BERN: Switzerland and Singapore have agreed to strengthen relations and promote further dialogue through a new joint declaration. It was signed on Thursday during President Tony Tan Keng Yam's official visit to Switzerland.
On the second day of his official visit, President Tan met with his counterpart, President Didier Burkhalter in the Swiss capital Bern.
President Tan was greeted by a welcome ceremony and later witnessed the signing of a joint declaration between Singapore and Switzerland, which recognises both sides' desire to enhance their partnership.
The Declaration of Enhanced Partnership between Switzerland and Singapore was signed by Ambassador Beat Nobs, Assistant State Secretary of the Swiss Federal Department of Foreign Affairs; and Simon Wong, Deputy Secretary of the Ministry of Foreign Affairs.
This is specifically in the areas of research and development, education, people-to-people ties and economic co-operation.
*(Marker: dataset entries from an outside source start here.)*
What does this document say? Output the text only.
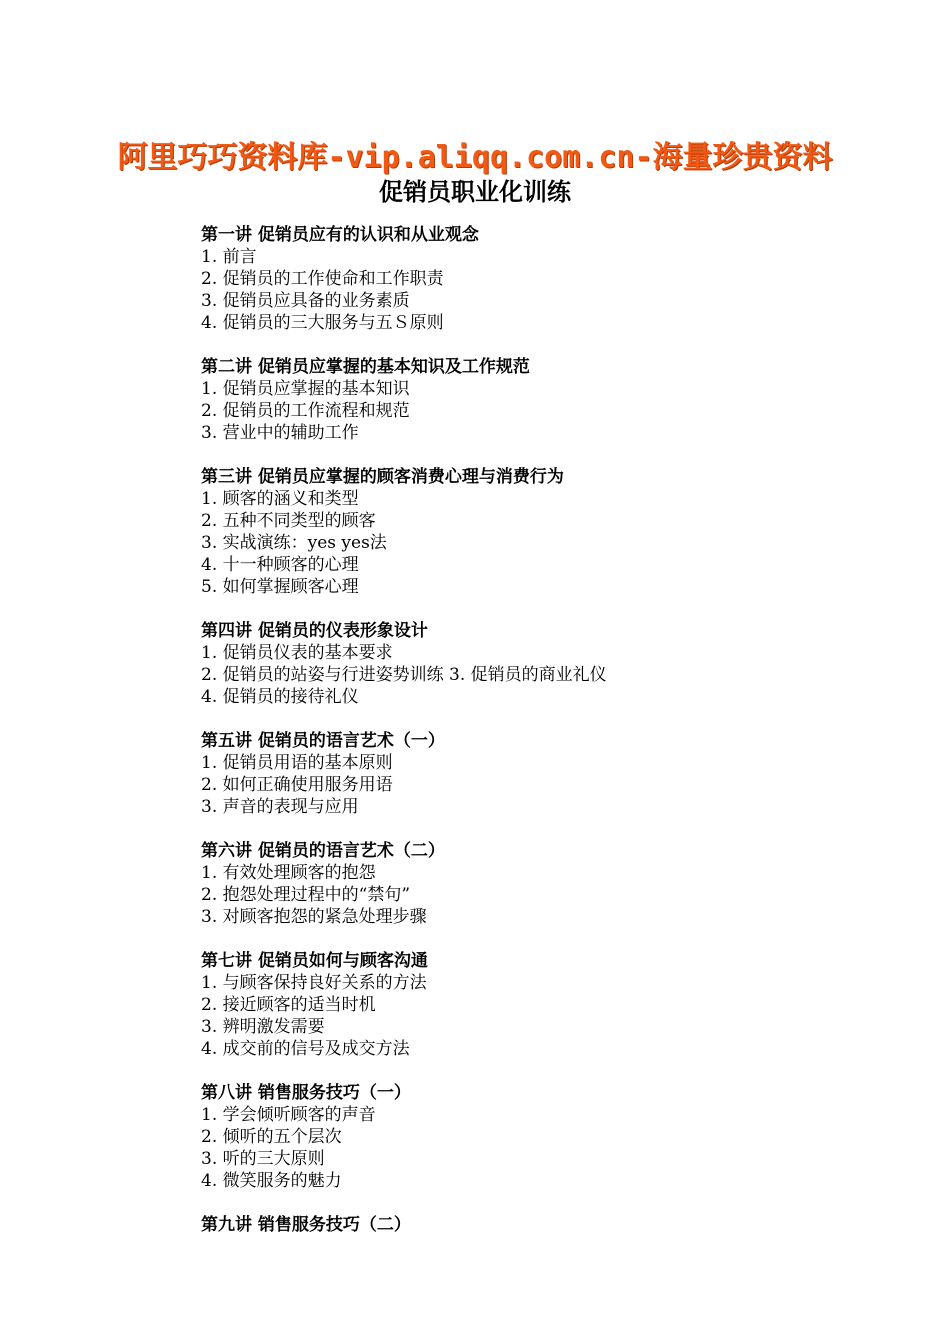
阿里巧巧资料库-vip.aliqq.com.cn-海量珍贵资料
促销员职业化训练
第一讲 促销员应有的认识和从业观念
1. 前言
2. 促销员的工作使命和工作职责
3. 促销员应具备的业务素质
4. 促销员的三大服务与五Ｓ原则
第二讲 促销员应掌握的基本知识及工作规范
1. 促销员应掌握的基本知识
2. 促销员的工作流程和规范
3. 营业中的辅助工作
第三讲 促销员应掌握的顾客消费心理与消费行为
1. 顾客的涵义和类型
2. 五种不同类型的顾客
3. 实战演练：yes yes法
4. 十一种顾客的心理
5. 如何掌握顾客心理
第四讲 促销员的仪表形象设计
1. 促销员仪表的基本要求
2. 促销员的站姿与行进姿势训练 3. 促销员的商业礼仪
4. 促销员的接待礼仪
第五讲 促销员的语言艺术（一）
1. 促销员用语的基本原则
2. 如何正确使用服务用语
3. 声音的表现与应用
第六讲 促销员的语言艺术（二）
1. 有效处理顾客的抱怨
2. 抱怨处理过程中的“禁句”
3. 对顾客抱怨的紧急处理步骤
第七讲 促销员如何与顾客沟通
1. 与顾客保持良好关系的方法
2. 接近顾客的适当时机
3. 辨明激发需要
4. 成交前的信号及成交方法
第八讲 销售服务技巧（一）
1. 学会倾听顾客的声音
2. 倾听的五个层次
3. 听的三大原则
4. 微笑服务的魅力
第九讲 销售服务技巧（二）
On Wednesday afternoon, policy-makers and researchers from Switzerland and Singapore held a seminar on how both countries could learn from each other.
Gillian Koh, senior research fellow at Institute of Policy Studies, said: "Like Singapore, Switzerland has a high number of foreign people... That's because they have to keep their borders open as a basic treaty obligation to the EU.
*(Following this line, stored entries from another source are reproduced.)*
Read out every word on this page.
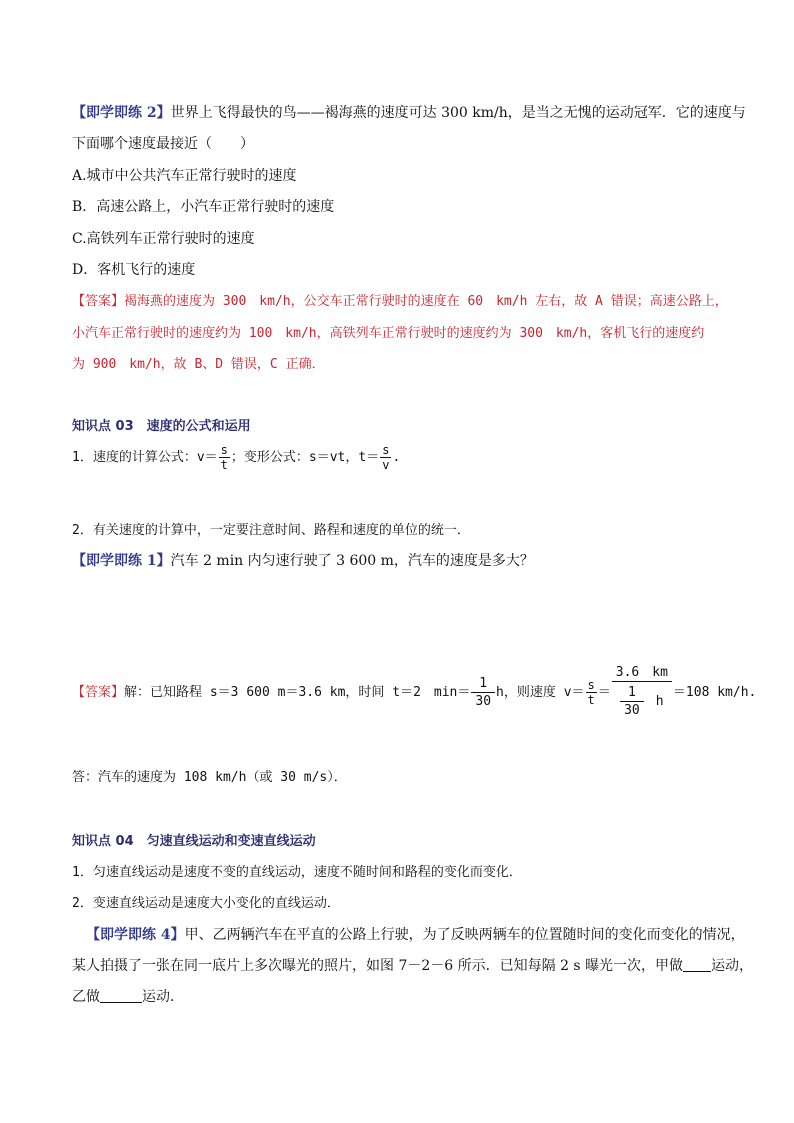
【即学即练 2】世界上飞得最快的鸟——褐海燕的速度可达 300 km/h，是当之无愧的运动冠军．它的速度与
下面哪个速度最接近（　　）
A.城市中公共汽车正常行驶时的速度
B．高速公路上，小汽车正常行驶时的速度
C.高铁列车正常行驶时的速度
D．客机飞行的速度
【答案】褐海燕的速度为 300　km/h，公交车正常行驶时的速度在 60　km/h 左右，故 A 错误；高速公路上，
小汽车正常行驶时的速度约为 100　km/h，高铁列车正常行驶时的速度约为 300　km/h，客机飞行的速度约
为 900　km/h，故 B、D 错误，C 正确．
知识点 03　速度的公式和运用
1．速度的计算公式：$v= \frac{s}{t}$ ；变形公式：s＝vt，$t= \frac{s}{v}$ .
2．有关速度的计算中，一定要注意时间、路程和速度的单位的统一．
【即学即练 1】汽车 2 min 内匀速行驶了 3 600 m，汽车的速度是多大？
【答案】解：已知路程 s＝3 600 m＝3.6 km，时间 t＝2　$\min= \frac{1}{30}$ h，则速度 $v= \frac{s}{t} = \frac{3.6 km}{\frac{1}{30} h} =108$ km/h.
答：汽车的速度为 108 km/h（或 30 m/s）．
知识点 04　匀速直线运动和变速直线运动
1．匀速直线运动是速度不变的直线运动，速度不随时间和路程的变化而变化．
2．变速直线运动是速度大小变化的直线运动．
【即学即练 4】甲、乙两辆汽车在平直的公路上行驶，为了反映两辆车的位置随时间的变化而变化的情况，
某人拍摄了一张在同一底片上多次曝光的照片，如图 7－2－6 所示．已知每隔 2 s 曝光一次，甲做 运动，
乙做	运动．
"There has been a shift in the mood among the public to require the government to implement some kind of cap in the numbers. There is no determination of what that cap should be. The question really is how do you manage the foreign population's relationship with the local population. This is a common challenge we face."
On Wednesday night, President Tan gave the keynote address at the annual St. Gallen symposium, which was themed " The Clash of Generations".
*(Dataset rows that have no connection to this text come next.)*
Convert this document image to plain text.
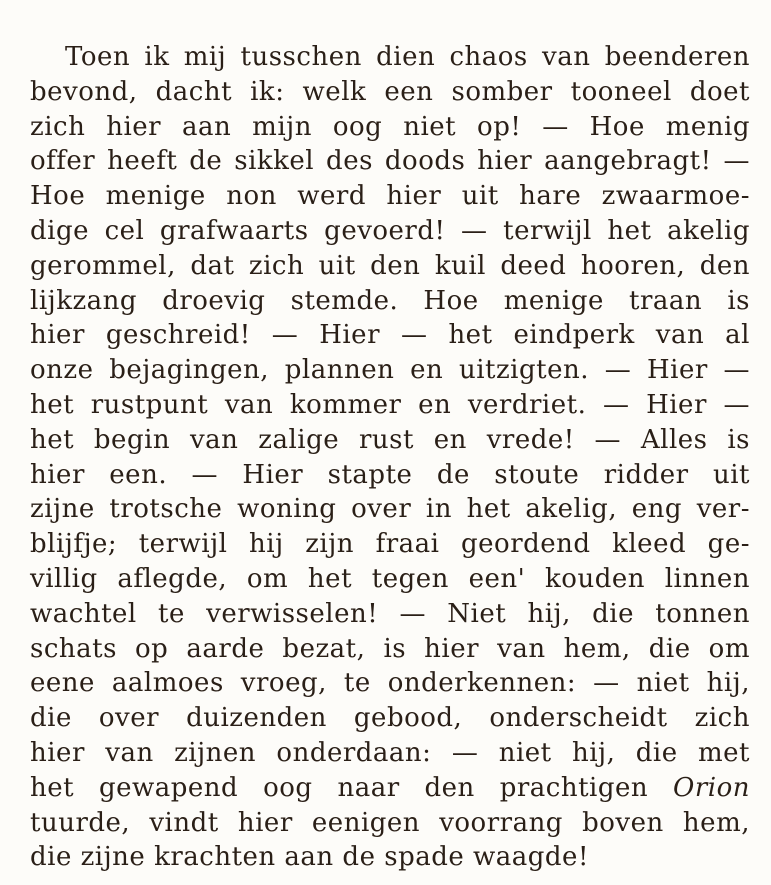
Toen ik mij tusschen dien chaos van beenderen
bevond, dacht ik: welk een somber tooneel doet
zich hier aan mijn oog niet op! — Hoe menig
offer heeft de sikkel des doods hier aangebragt! —
Hoe menige non werd hier uit hare zwaarmoe-
dige cel grafwaarts gevoerd! — terwijl het akelig
gerommel, dat zich uit den kuil deed hooren, den
lijkzang droevig stemde. Hoe menige traan is
hier geschreid! — Hier — het eindperk van al
onze bejagingen, plannen en uitzigten. — Hier —
het rustpunt van kommer en verdriet. — Hier —
het begin van zalige rust en vrede! — Alles is
hier een. — Hier stapte de stoute ridder uit
zijne trotsche woning over in het akelig, eng ver-
blijfje; terwijl hij zijn fraai geordend kleed ge-
villig aflegde, om het tegen een' kouden linnen
wachtel te verwisselen! — Niet hij, die tonnen
schats op aarde bezat, is hier van hem, die om
eene aalmoes vroeg, te onderkennen: — niet hij,
die over duizenden gebood, onderscheidt zich
hier van zijnen onderdaan: — niet hij, die met
het gewapend oog naar den prachtigen Orion
tuurde, vindt hier eenigen voorrang boven hem,
die zijne krachten aan de spade waagde!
He shared Singapore's policies to stay globally competitive in the face of technological advancements -- this includes programmes which retrain dislocated workers for new jobs, and how Singapore's CPF system ensures that the retirement needs of the older population are not met from future working generations.
President Tan said: "Singapore has evolved its policies over the last 50 years based on a strong social compact that allowed trade-offs to be made between different stakeholder groups for the country to progress, and this would continue to be critical to Singapore's ability to ensure that growth continues to be inclusive and beneficial to our current and future generations."
Peter Voser, chairman of the St Gallen Symposium, said: "Switzerland can learn a lot on how actually to bridge from the young to the old, and from the old to the young, and also take the burden away from families -- for example, those who have to look after elderly people, increasing health costs, and what the government can do in these areas."
Besides learning from each other, Switzerland is also an important economic partner for Singapore, especially as an investor. The country is now Singapore's 7th largest foreign investor and 23rd largest trading partner. Total trade between the two countries stood at S$7.3 billion last year.